Barro, un bosque ancestral en el que se respiran las cenizas de las que ardieron; los árboles se cierran bajo el cielo en actitud amenazante, como diciendo «esta es nuestra casa, de aquí no podrás escapar». Una guarida, al fin y al cabo, en la que poder estar a salvo, representada bajo la imponente forma de la madre naturaleza que todo lo mira desde la omnipresencia. Así, Charlotte Colbert conjuga su fábula, integrando en un imaginario de cuento gótico su mensaje feminista, de sororidad, en el que bajo el manto de la noche hay seguridad para las que se quedan en los bosques, como espíritus libres que una vez ardieron. La premisa, maravillosa, no estará exenta de ciertas discrepancias en el punto de vista y en la narrativa. Por un lado, el enfoque: participando de la convención de la venganza, y casi relegando la pieza a una suerte de rape and revenge disfrazada de onirismo, traiciona una premisa que parecía pretender en sus primeros compases ofrecer un feminismo interseccional —introduciendo el personaje racializado interpretado por Kota Eberhardt y otros interesantes recursos que finalmente quedaron en nada— para acabar cayendo en cierto aburguesamiento y terminar pareciéndose más a una reinterpretación de los sucesos acaecidos durante el rodaje de El último tango en París (1972) y que involucraron al director Bernardo Bertolucci, a Marlon Brando y a Maria Schneider. La mirada de Charlotte Colbert se queda, así, en lo superficial y lo meramente visual al abandonar la profundidad temática al esteticismo y la ornamentación, que en este tema no es suficiente para penetrar un sentimiento y una realidad que necesita algo más para resultar trascendente.
Una película que atrapa en lo visual pero que se disipa cuando tiene que mantener el punto de mira sobre un solo objetivo.
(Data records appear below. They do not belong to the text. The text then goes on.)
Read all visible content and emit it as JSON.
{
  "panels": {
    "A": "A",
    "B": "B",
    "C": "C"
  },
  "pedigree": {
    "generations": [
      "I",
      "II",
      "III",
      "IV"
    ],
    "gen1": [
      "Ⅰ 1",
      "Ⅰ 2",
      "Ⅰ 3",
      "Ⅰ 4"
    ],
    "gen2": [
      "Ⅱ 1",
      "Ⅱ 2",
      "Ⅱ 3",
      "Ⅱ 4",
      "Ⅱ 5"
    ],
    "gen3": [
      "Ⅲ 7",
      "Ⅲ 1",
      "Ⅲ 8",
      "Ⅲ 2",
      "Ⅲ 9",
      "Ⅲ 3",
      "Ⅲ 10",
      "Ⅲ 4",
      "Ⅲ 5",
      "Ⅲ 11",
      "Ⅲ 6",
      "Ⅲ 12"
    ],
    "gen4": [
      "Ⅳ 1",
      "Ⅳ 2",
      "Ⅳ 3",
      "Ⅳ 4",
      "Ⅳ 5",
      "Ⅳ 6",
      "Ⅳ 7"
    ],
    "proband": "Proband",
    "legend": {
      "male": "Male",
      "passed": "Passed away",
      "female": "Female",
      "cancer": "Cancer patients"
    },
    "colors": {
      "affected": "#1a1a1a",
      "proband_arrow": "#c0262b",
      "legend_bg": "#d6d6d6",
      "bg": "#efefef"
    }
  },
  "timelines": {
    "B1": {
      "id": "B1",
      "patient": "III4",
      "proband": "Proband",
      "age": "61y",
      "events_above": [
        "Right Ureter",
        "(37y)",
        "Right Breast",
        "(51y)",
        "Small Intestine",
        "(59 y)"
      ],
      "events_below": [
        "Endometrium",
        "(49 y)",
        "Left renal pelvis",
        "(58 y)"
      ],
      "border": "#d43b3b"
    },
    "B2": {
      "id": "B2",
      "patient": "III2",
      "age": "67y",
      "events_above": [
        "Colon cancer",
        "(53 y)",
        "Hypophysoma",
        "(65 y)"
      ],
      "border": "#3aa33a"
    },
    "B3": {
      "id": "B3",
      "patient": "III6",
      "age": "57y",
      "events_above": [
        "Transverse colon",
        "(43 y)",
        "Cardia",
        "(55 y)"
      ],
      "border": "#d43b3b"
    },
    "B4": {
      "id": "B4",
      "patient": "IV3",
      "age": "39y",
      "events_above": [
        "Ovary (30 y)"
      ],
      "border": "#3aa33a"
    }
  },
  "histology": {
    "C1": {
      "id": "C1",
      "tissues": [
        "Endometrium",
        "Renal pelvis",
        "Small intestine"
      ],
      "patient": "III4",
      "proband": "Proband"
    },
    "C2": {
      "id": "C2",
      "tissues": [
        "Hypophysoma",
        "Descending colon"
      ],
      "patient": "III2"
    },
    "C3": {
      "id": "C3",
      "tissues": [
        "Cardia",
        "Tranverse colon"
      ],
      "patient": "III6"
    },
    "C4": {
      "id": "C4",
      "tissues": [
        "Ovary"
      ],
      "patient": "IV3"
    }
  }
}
Por otro lado, el sentido de la narración, abandonado a su suerte desde el momento en que la pieza se transforma en un cuento de hadas naturalista que confía todo su poder a las imágenes y no a su núcleo teórico y que, de nuevo, se traiciona a sí misma al saltarse sus propias reglas: al avanzar sobre la vendetta, un concepto introducido en su núcleo ya presentadas las cartas, y abandonar la interesantísima reflexión de la autoimagen, de la aceptación de una misma, de la sororidad más allá de sentimientos negativos, Colbert viste de lirismo y unas imágenes embriagadoras —porque la visceralidad, el componente orgánico y háptico conque rodea su tesis es ciertamente cautivador— algo que no se beneficia en absoluto de tanto decorado, y que parece quedarse a una distancia equivalente del entusiasmo de Revenge (Coralie Fargeat, 2017) y de la poesía de Una chica vuelve a casa sola de noche (Ana Lily Amirpour, 2014), sin ser, por supuesto, ninguna de ellas. She Will presenta una mitología propia que bien podría haber avanzado sin miedo sobre su propia identidad sin haberse reformulado y modificado tanto y tantas veces: el imaginario de aislamiento y brujas del bosque, de la mujer mastectomizada de pasado doloroso y de la joven abnegada de gran nobleza merecía un tratamiento que se cerrara con más ímpetu sobre un guion demasiado difuso sobre el que hay mejores ideas visuales que diegéticas. Una película que atrapa en lo visual pero que se disipa cuando tiene que mantener el punto de mira sobre un solo objetivo, que se mantiene viva durante el visionado por lo importante de su parrilla de salida, pero que no es capaz de salvar la distancia que separa la película relevante de la atractiva y se queda atrapada en su propio barro negro.